I had something of a mentor in college who seemed to think that it was good for a person to rely on the people around him, and I’ll admit, I’ve never understood his reasoning. It went something like this: In order for man to rely on God, he first need to rely on others, and since we need to rely on God, we therefore need to rely on others. Now, it’s very possible that I just butchered that, but I can’t really think of a way to correct it. I agree that every Christian needs to rely on God for every ounce of energy and fortune that makes his life possible, but I fail to see the connection to others that this somehow implies. In certain areas, sure. My parents supported me financially for years, and still do, and thus I rely on them in that respect. More than that, my family and certain friends are often sources of comfort and intellectual support that, whether necessary or not, make my life easier and more complete, for sure.
At the same time, I’m at something of a transition period in my life, and as many of my current friends are getting married and moving away and doing grandiose things with their lives, I’m not sure how interested I am in replacing them with new blood. Don’t get me wrong, my friends have been great; I’m just not sure that I shouldn’t spend some time between myself and God. It seems to me that a certain amount of tempering stems from hardship, and so if spending even a few years alone, honing my mind, my body, and my will, ends up leaving me a smarter, harder, and more determined Christian, then I’m not sure why I shouldn’t.

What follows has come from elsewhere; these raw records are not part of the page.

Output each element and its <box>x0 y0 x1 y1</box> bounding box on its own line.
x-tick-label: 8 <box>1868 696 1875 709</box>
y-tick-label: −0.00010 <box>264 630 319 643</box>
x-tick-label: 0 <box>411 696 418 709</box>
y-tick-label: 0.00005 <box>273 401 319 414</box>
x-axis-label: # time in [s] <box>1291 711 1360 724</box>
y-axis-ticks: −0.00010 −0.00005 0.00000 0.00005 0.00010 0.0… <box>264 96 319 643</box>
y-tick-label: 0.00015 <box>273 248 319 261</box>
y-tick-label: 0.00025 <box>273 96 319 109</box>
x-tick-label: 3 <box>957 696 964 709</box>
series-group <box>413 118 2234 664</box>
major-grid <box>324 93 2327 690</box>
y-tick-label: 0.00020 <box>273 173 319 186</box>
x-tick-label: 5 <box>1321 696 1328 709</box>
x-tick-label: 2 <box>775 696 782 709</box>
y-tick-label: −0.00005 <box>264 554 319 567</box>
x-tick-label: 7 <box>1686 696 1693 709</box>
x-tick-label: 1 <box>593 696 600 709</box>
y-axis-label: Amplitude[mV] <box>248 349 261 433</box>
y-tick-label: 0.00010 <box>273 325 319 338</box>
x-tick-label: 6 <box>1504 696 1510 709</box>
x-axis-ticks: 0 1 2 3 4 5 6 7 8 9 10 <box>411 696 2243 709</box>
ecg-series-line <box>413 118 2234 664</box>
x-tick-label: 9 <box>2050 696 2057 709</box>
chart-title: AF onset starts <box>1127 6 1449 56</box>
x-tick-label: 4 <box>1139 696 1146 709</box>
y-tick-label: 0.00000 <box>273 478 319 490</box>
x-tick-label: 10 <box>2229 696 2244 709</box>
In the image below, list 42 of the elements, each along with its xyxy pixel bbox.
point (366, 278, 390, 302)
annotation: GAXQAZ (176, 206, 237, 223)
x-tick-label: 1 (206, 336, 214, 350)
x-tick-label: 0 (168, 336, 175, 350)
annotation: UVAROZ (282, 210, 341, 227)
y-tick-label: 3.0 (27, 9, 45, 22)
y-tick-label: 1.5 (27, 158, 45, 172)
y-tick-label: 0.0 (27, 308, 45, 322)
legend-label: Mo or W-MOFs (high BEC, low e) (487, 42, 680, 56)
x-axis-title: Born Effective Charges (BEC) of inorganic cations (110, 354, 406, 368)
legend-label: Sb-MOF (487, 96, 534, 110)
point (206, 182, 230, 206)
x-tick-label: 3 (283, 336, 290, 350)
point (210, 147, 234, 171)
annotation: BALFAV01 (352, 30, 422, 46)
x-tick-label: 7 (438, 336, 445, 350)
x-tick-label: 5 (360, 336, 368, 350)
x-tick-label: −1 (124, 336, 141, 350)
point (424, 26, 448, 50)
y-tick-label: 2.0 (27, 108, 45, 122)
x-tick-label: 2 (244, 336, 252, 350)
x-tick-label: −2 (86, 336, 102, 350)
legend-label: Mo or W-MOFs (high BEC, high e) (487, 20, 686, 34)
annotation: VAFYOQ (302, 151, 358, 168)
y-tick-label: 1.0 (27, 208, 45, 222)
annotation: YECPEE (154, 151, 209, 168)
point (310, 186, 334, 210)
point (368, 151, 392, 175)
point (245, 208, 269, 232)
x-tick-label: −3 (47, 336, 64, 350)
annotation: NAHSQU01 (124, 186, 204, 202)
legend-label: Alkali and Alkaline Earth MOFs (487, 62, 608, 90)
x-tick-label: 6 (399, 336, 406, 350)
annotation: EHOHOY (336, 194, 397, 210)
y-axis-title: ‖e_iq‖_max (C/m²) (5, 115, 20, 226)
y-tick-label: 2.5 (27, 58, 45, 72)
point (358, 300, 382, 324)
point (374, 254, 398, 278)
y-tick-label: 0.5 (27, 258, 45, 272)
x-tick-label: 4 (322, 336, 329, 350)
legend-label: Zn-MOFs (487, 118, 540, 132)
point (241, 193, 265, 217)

I can hear it now, the chorus of voices telling me about how being “hard” means being cold, or how cutting myself off from others will invariably cut down on my “ability to love,” or some variants thereof. I’m sure there’s some truth in those statements, but at the same time I’m not sure that the alternative is any better. It seems to me that if a man were to spend a year in solitary confinement, at the end he’d be able to go anywhere and endure anything, while the man who spends a year schmoozing with other people ends up popular, but fat and weak.
I wonder if spending some time working toward being self-sufficient, as long as it is done under the recognition that self-sufficiency is actually God-sufficiency, is not categorically better or worse than surrounding one’s self with others, it’s just different. As such, I bristle sometimes at the insinuation that a guy like me, who spends a lot of time alone and does not mind, is somehow backward, weak, or deluded.
In short, I guess I like the idea of the lone hero, at least at this point in my life. I recognize that it has shortcomings, I just wish other people would recognize that the mob of Christian interdependence has its own.
Oh, and girls with muscles are hot. So long as they’re not WWF-muscles; then they’re gross.